In an interview with InformationWeek Healthcare, Weiner, who also founded and directs the Center for Population Health Information Technology at Hopkins, said clinical data generated by electronic health records is insufficient for analytic purposes because of shortcomings in that data and the lack of interoperability among EHRs.
"To get a full picture of a population, you need hundreds of doctors, many hospitals, and many payers, and it's going to be a long time until they're all interoperable," he noted.
Health information exchanges (HIEs) can be used to connect providers that have disparate EHRs. But, even in the geographical areas where HIEs are operational, they're nowhere near being able to give ACOs and other healthcare organizations the kind of data they need to manage population health, Weiner said. "Right now, there are only two or three HIEs in the country that are really functional," he added.
[ What kind of tech is gaining the most favor in healthcare? Read Most Wired Hospitals: Health IT's Hot Trends. ]
The paucity of structured data in EHRs is another major barrier to the use of clinical data in analytics. A recent study found that 65% of the data elements required for Meaningful Use quality reporting were unstructured in EHRs, making them unavailable to analytic applications. Weiner predicted that this situation will improve, but only when natural language processing and other "machine learning" tools become more effective and reliable.
"The alternative is very smart and very complete workflows," he said. "But doctors hate workflows; they call it 'click-through hell.' They don't like having to provide all the structure [for data], versus the structure coming in afterwards."
Loosely adapting Abraham Maslow's hierarchy of psychological needs, Weiner said there is a "hierarchy of EHR needs" that must be traversed before healthcare providers can start using health IT to manage population health. This schema can be broken down into five elements following implementation of an EHR:
1. Make sure that the EHR doesn't harm patients.
2. Get clinical workflow back to normal.
3. Figure out how the EHR can pay for itself.
4. Make the doctor's life easier by using functions like clinical decision support, computerized physician order entry, and electronic prescribing.
5. Proceed to quality improvement and population health management.
This five-step sequence cannot be completed overnight, Weiner noted. Yet he's encouraged by the fact that 75% of physicians now have EHRs. Most of that adoption has occurred within the past three years, so we have to be patient and await the outcomes of this large-scale change, he said.
Claims data is not the only route to ACO success. Jonathan Niloff, CEO of MedVentive, said in a recent webinar that a combination of billing data, Surescripts prescription fill data, and lab data can give ACOs the essential information they need, and Weiner agrees.
"An organization that fully uses all of those is off to a good start," he said. "But I'd also say that this is stage 1 of a several-step process. The things that we care about are only partially measured by those data sources."

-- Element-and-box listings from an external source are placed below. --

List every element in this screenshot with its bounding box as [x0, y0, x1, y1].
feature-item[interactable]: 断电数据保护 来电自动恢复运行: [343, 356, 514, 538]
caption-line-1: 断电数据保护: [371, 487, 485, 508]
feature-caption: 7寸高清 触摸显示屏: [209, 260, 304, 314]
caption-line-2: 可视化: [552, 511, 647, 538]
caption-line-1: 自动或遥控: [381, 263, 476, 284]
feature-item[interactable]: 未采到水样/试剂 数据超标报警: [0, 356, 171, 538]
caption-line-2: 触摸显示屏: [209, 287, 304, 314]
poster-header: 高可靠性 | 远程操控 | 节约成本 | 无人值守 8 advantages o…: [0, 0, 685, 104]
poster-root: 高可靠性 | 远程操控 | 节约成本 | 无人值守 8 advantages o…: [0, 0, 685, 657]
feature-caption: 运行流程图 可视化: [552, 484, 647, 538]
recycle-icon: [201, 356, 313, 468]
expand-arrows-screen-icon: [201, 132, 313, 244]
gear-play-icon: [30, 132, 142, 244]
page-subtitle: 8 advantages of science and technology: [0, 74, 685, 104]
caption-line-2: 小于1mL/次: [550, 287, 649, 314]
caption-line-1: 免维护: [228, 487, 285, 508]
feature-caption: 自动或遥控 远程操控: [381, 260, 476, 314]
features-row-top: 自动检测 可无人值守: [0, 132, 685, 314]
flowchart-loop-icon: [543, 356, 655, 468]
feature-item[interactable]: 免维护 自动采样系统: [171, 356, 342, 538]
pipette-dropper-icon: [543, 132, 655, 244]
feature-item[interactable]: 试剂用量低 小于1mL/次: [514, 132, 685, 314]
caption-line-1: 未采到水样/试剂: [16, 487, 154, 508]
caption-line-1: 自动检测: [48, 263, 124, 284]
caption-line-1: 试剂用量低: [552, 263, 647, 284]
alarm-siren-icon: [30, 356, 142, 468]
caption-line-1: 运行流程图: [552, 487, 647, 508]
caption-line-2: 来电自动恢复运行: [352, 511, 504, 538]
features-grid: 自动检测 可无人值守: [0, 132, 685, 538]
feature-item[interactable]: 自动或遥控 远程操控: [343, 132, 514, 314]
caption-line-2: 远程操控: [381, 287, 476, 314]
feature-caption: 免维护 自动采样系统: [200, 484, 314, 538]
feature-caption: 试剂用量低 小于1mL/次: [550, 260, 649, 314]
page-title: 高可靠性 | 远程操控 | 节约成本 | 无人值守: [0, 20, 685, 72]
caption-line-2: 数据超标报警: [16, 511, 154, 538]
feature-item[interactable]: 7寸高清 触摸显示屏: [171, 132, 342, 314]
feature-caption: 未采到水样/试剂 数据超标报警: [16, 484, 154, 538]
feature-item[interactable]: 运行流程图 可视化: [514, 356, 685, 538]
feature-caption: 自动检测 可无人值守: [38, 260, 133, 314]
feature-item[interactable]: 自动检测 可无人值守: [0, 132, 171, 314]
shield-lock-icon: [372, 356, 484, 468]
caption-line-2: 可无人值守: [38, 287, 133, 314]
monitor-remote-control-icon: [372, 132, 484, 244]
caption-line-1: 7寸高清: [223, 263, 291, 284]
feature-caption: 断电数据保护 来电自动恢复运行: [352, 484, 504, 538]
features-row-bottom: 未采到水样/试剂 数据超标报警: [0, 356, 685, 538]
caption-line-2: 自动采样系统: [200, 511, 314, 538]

Weiner wasn't surprised by the finding, in a recent HIMSS Analytics survey, that 35% of providers who had clinical and business intelligence applications were using them to do predictive modeling of their patient populations. Some EHR/HIS vendors have improved their analytic tools enough for providers to begin doing this, he said. However, the EHR predictive modeling tools are designed to work with claims data, not clinical data, he noted.
Weiner has considerable expertise in this field, having led the team that, many years ago, devised the Johns Hopkins adjusted clinical groups (ACG) model, which is used for both risk adjustment and predictive analysis. Most of the leading EHR vendors, he noted, have recently contacted Hopkins and DST Health Solutions, the vendor that disseminates the ACG software.
As provider interest in ACOs and predictive modeling has grown, some EHR vendors have added modules that apply risk stratification algorithms to claims data, said Amy Salls, DST's business solutions director, decision support, in an interview. The vendors are using these analytics with ACO-contracted data from the Centers for Medicare and Medicaid Services (CMS) and third-party payers, she said.